Big leaders in tech are in decline, some rapidly dropping their stock price
Some of the big leaders in the tech industry are really suffering, at least based on the stock decline. For example, Apple is on par with a 52 week low price, 131.71. Sony is struggling to stay above their annual low, currently sitting at 76.94; just 15.22 above their low. Amazon which may or may not be considered a tech company- with the addition of many products and online services I would classify them as such. Current at about 82.93 which almost exactly matches their annual low, off by about 50 cents. Microsoft also a strong asset in the tech world is in downtrend the past year about 15 dollars above their annual low. And of course Tesla which is a new 52 week low and that is the current number. A strong fluctuation in Tesla which makes it almost unpredictable.
So what does this mean for tech companies? Furthermore, is it the same for other industries? Not necessarily, retail is up from their low point. Entertainment is overall a downtrend, but with some remaining steady. So the real questions are, when can we invest again? And is this normal?
Is it because Elon went to space, or tried to?
You may say that the cause is the owners of the company.
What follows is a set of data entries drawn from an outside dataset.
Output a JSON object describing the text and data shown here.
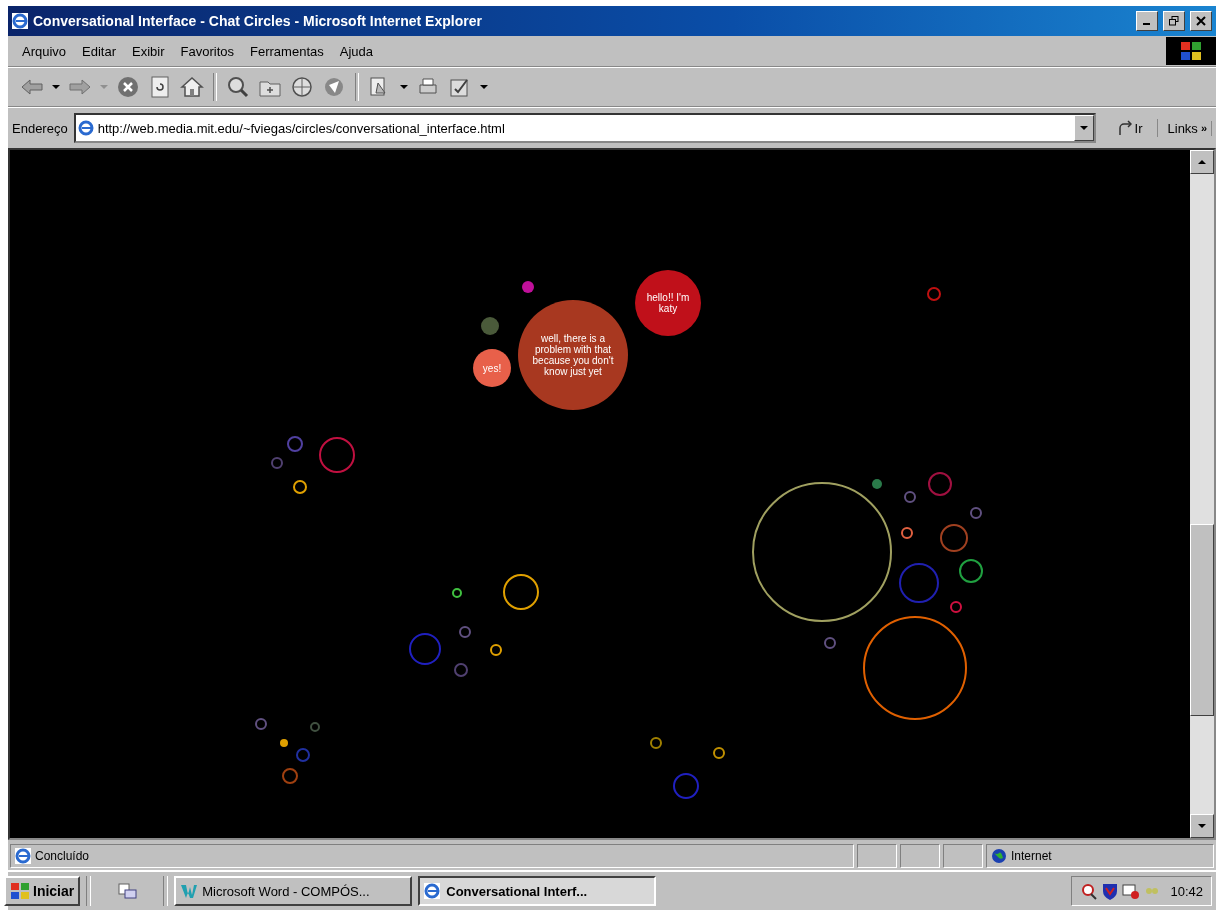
{
  "window": {
    "title": "Conversational Interface - Chat Circles - Microsoft Internet Explorer"
  },
  "menu": [
    "Arquivo",
    "Editar",
    "Exibir",
    "Favoritos",
    "Ferramentas",
    "Ajuda"
  ],
  "address_bar": {
    "label": "Endereço",
    "value": "http://web.media.mit.edu/~fviegas/circles/conversational_interface.html",
    "go_label": "Ir",
    "links_label": "Links",
    "links_more": "»"
  },
  "circles": [
    {
      "kind": "bubble",
      "color": "#c0109a"
    },
    {
      "kind": "bubble",
      "color": "#c0101a",
      "text": "hello!! I'm katy"
    },
    {
      "kind": "bubble",
      "color": "#4a5a3a"
    },
    {
      "kind": "bubble",
      "color": "#e8604a",
      "text": "yes!"
    },
    {
      "kind": "bubble",
      "color": "#a83820",
      "text": "well, there is a problem with that because you don't know just yet"
    },
    {
      "kind": "bubble",
      "color": "#2a7a4a"
    },
    {
      "kind": "bubble",
      "color": "#e0a000"
    },
    {
      "kind": "ring",
      "color": "#c01010"
    },
    {
      "kind": "ring",
      "color": "#c01040"
    },
    {
      "kind": "ring",
      "color": "#5040a0"
    },
    {
      "kind": "ring",
      "color": "#504070"
    },
    {
      "kind": "ring",
      "color": "#e0a000"
    },
    {
      "kind": "ring",
      "color": "#a0a060"
    },
    {
      "kind": "ring",
      "color": "#a01040"
    },
    {
      "kind": "ring",
      "color": "#605080"
    },
    {
      "kind": "ring",
      "color": "#605080"
    },
    {
      "kind": "ring",
      "color": "#e06040"
    },
    {
      "kind": "ring",
      "color": "#a04020"
    },
    {
      "kind": "ring",
      "color": "#20a040"
    },
    {
      "kind": "ring",
      "color": "#2020b0"
    },
    {
      "kind": "ring",
      "color": "#d01040"
    },
    {
      "kind": "ring",
      "color": "#e06000"
    },
    {
      "kind": "ring",
      "color": "#605080"
    },
    {
      "kind": "ring",
      "color": "#e0a000"
    },
    {
      "kind": "ring",
      "color": "#40c040"
    },
    {
      "kind": "ring",
      "color": "#605080"
    },
    {
      "kind": "ring",
      "color": "#2020c0"
    },
    {
      "kind": "ring",
      "color": "#e0a000"
    },
    {
      "kind": "ring",
      "color": "#504070"
    },
    {
      "kind": "ring",
      "color": "#605080"
    },
    {
      "kind": "ring",
      "color": "#405040"
    },
    {
      "kind": "ring",
      "color": "#2030a0"
    },
    {
      "kind": "ring",
      "color": "#a04010"
    },
    {
      "kind": "ring",
      "color": "#a08000"
    },
    {
      "kind": "ring",
      "color": "#c09000"
    },
    {
      "kind": "ring",
      "color": "#2020c0"
    }
  ],
  "status_bar": {
    "text": "Concluído",
    "zone": "Internet"
  },
  "taskbar": {
    "start": "Iniciar",
    "tasks": [
      {
        "label": "Microsoft Word - COMPÓS...",
        "selected": false
      },
      {
        "label": "Conversational Interf...",
        "selected": true
      }
    ],
    "clock": "10:42"
  }
}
Elon Musk has been dragged through the media for buying Twitter and flying into space. I mean, I cannot disagree that these are very costly hobbies. The main question is though, why is it affecting his business. Was it an affect on his clients and losing some customer loyalty or was it he took loans on the company to acquire these other assets. And if it is his fault, why are other tech companies’ stock declining also?
Are we to blame the investment companies and mortgages for overcharging and underserving? These can affect what tech people can afford or how the stocks are traded. Are we blaming the brief internet obsession with GameStop stock? Maybe it is just the recession we have been desperately trying to prevent.
Are we heading headfirst into a recession again?
With housing prices skyrocketed and still not being controlled, people aren’t spending money on tech and other things otherwise are not needed. Tech is usually the first to stop when a recession hits. People cannot afford to buy new phones, or smart devices. Not to mention the energy crisis that is going on in other parts of the world. Consumers from all over affect growth. If you stop buying a product in one region it will affect the cost in another. But how? Will we see tech prices decline now that people aren’t jumping at the chance to buy the new iPhone?
We know that based on past evidence people stop buying new cars, new phones, computers etc. The next thing that happens in a recession is people stop buying new clothes or going to restaurants as often. It may be next that those stock prices begin to fall. In an unpredictable world, we can only control ourselves. Budgeting classes are offered for free at most banks and credits unions. They typically offer education and assistance with planning. Some even have apps you can use that connect right to your account.
Will the stocks increase again as the new year approaches as it normally would?
We can only wait and see what happens. But in the past it has been seen many times that the new year typically brings the stock prices up significantly. Maybe this year it won’t bring it to what it was, it was a bad year for investors. However, any increase is beneficial for those that have tech stocks in their portfolio of investments.